Burlesque artists have names- Dita von Teese, Gypsy Rose Lee, Immodesty Blaize, Tempst Storm, Miss Dirty Martini- that make them sound liek sexual superheroes, They explore a culture that allows them to do, creatively, as they please, They are dames, broads, and women- rather than the slightly cold-looking girls you see in strip clubs, Their personas embrace the entire spectrum of sexuality- fun, wit, warmth, inventiveness, innocence, power, darkness- rather than the bloodless aerobics of the podium.”

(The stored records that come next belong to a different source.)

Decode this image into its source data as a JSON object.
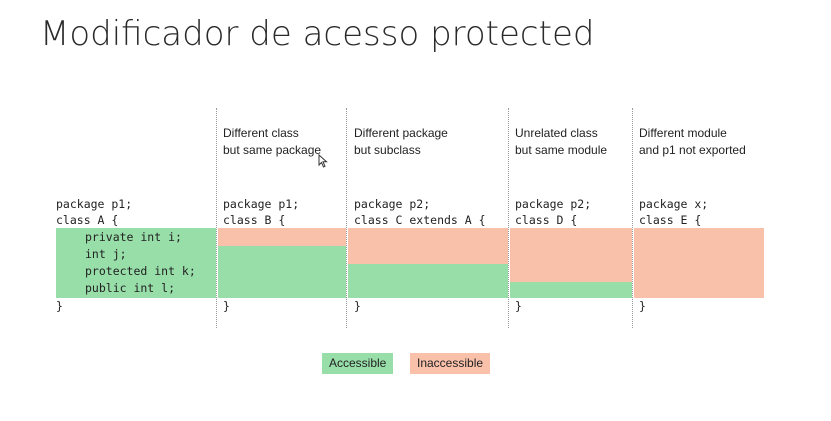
{
  "title": "Modificador de acesso protected",
  "headers": [
    [
      "Different class",
      "but same package"
    ],
    [
      "Different package",
      "but subclass"
    ],
    [
      "Unrelated class",
      "but same module"
    ],
    [
      "Different module",
      "and p1 not exported"
    ]
  ],
  "classA": {
    "package": "package p1;",
    "decl": "class A {",
    "fields": [
      "private int i;",
      "int j;",
      "protected int k;",
      "public int l;"
    ],
    "close": "}"
  },
  "columns": [
    {
      "package": "package p1;",
      "decl": "class B {",
      "close": "}"
    },
    {
      "package": "package p2;",
      "decl": "class C extends A {",
      "close": "}"
    },
    {
      "package": "package p2;",
      "decl": "class D {",
      "close": "}"
    },
    {
      "package": "package x;",
      "decl": "class E {",
      "close": "}"
    }
  ],
  "access": {
    "B": [
      "Inaccessible",
      "Accessible",
      "Accessible",
      "Accessible"
    ],
    "C": [
      "Inaccessible",
      "Inaccessible",
      "Accessible",
      "Accessible"
    ],
    "D": [
      "Inaccessible",
      "Inaccessible",
      "Inaccessible",
      "Accessible"
    ],
    "E": [
      "Inaccessible",
      "Inaccessible",
      "Inaccessible",
      "Inaccessible"
    ]
  },
  "legend": {
    "accessible": "Accessible",
    "inaccessible": "Inaccessible"
  },
  "colors": {
    "accessible": "#98dea9",
    "inaccessible": "#f9c0aa"
  }
}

The difference is the attitude. Stripping is objectification while Burlesque is empowering. Men who enjoy the objectification of women are bad news. They may seem perfectly wonderful on the surface. They are usually very charming and flirty. Objectifiers give nice presents- usually something that makes them look equally good in an egotistical way and decorate the object – like nice jewelry or fur coats. They like beautiful well dressed women – arm candy. They equate expenditures on dinners out, trips and gifts as payment for sexual favors and may get cross if you fail to agree with that concept. They will be the first to express dismay if you gain a pound or two.
It is as satisfying to have a relationship with a person who thinks of you as an object as it is for you to have a relationship with a rock.
One woman told me her story of going out with a man she met online. She had only ever dated one man in her life, her former husband of 30 + years and had little idea of what dating would be like. She met the man at a restaurant. He talked mostly about himself at dinner then as they were leaving the restaurant asked her if she would like to sit in his car and chat for a few more minutes. Seeing nothing wrong with that she complied. Once she was in the car he ambushed kissed her and began groping her breasts. When she pulled back in horror his response was, “Well, I bought you dinner didn’t I?”